So, last week, besides the Presidential debate, the other big piece of news was that the U.S.Supreme Court handed down its latest slew of rulings on various cases. One big ruling that raised many eyebrows was the case of Loper Bright Enterprises v. Raimondo. In the case, the U.S.Supreme Court reversed the doctrine of what has become known as Chevron Deference. The name for this doctrine stemmed from a 1984 court case, Chevron U.S.A, Inc. v. Natural Resources Defense Council. In the Chevron case, the court established the doctrine that federal courts would defer to federal administrative agencies in interpretation of statutes passed by Congress. The Wikipedia entry goes on to say that the Chevron case was one of the most important case rulings on administrative law in American history, and has been cited in thousands of administrative law cases ever since. Ergo, the overturning of the Chevron Deference doctrine was clearly a big deal.
Or was it? In this post, law professor Glenn Harlan Reynolds (aka the Instpundit), dismisses the argument that overturning the Chevron Deference doctrine is going to be a national trauma. Amongst the reasons for his belief in this is because the doctrine has been, in his words, dying a death by a thousand cuts. Also, Reynolds does remind readers that the U.S. Constitution seats all legislative power into the hands of Congress. Rather than leaving along the existing world, where Congress writes vast pieces of legislation, with many sections being vague and ambiguous, leaving the interpretation of such laws to the Executive branch agencies, the SCOTUS effectively placed the burden back on Congress where it should be. Do you have a part of the law where there is uncertainty? Then take the matter back to Congress and have Congress clarify what they meant, rather than having the hundreds of federal executive branch agencies deciding for themselves what Congress meant.
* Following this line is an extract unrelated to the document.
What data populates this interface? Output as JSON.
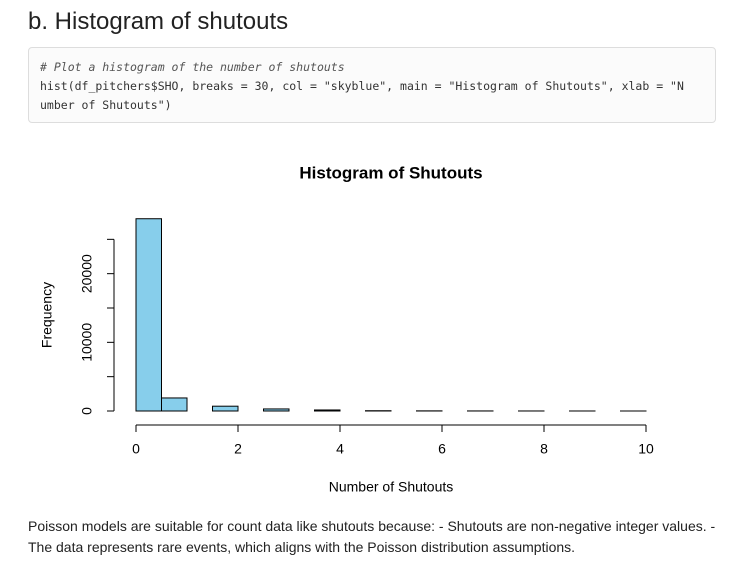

To put things another way – there is an argument that the Chevron Deference doctrine allowed Congress to abuse Americans through federal agencies. What? You suffered what problem because of a law we passed? Don’t blame us! We didn’t mean that! The problem was with how the agencies interpreted it! A law professor named David Schenbrod even wrote a book, Power without Responsibility, in which he argued this very idea – that thanks to Chevron Deference, Congress has passed a slew of laws it didn’t want to take responsibility for.
Now they will. That’s probably why a lot of people on the Left are flipping out over the ruling.
But what about the states and state laws?
It is clear to this educated layman that the effects of the U.S. Supreme Court ruling pertain to the federal government. However, America was founded with a recognition that, although all power comes from the people, there are dual sovereign powers – those of the states in the union, and the federal government. With this recognition of dual sovereignty, however, has come accompanying debates over conflicts. Many of these conflicts such as conflicts between state and federal laws are resolved by the Supremacy Clause of the U.S.Constitution, stating that federal laws win out over state laws when they are in conflict. There are limits to federal power, however, in that the federal government cannot commandeer state governors and legislators into doing something they would otherwise not want to do. As to the question of to what degree the repealing of the Chevron Deference doctrine would mean to state laws, one can also point to the concept of incorporation. In incorporation, jurists at the state and federal level have held that the federal Bill of Rights also apply to state governments.
Okay, so far, so good. But what about the actions and conflicts between state agencies verses other parties, rather than federal agencies? That remains, to me, an open question. It is telling, however, that a bill, House Bill 1947, was submitted in the 2023 Texas Legislature. In it, State Representative Brian Harrison posited that state judges would not interpret a provision in Texas laws such that they would not defer to a state agency’s interpretation of state law. Regarding the fate of HB 1947, it was telling who the witnesses were, both for and against the bill, as to how much this mattered. It was also telling that the bill ended up being slow walked through the 2023 Legislature and bottled up by the Texas House in the Calendars committee, and not going any further.
So where does the the gutting of the Chevron Deference doctrine by the U.S. Supreme Court leave Texas laws and challenges to interpretation of Texas laws? Well, it wouldn’t be a bad thing in the wake of the Loper Bright Enterprises ruling for constitutionally minded activists to revisit the issue, and if it is found that the gutting of Chevron Deference does not apply to the states, to take steps to close that loophole to return legislative power (and accountability) to where it belongs: the Texas Legislature. It may be an obscure thing to do and easy to overlook and miss. Yet sometimes clearing up matters like this does matter.
Neal, actually they didn’t QUITE dump everything back in congress’s lap. In actuality they dumped it into the judiciary’s lap to interpret these vague laws, just as the situation prior to Chevron was. Congress will not pick up that gauntlet unless it is forced to at gunpoint. Notable is that not a single member of the current court participated in that ruling. They have all been replaced since then. As to its applicability to state law, probably doesn’t apply. But even in the situations in which chevron led to bad precident, each and every one will have to work its way back up the judicial food chain to be ruled oon. This will take a very long time. So this ruling, while important, won’t change much immediately.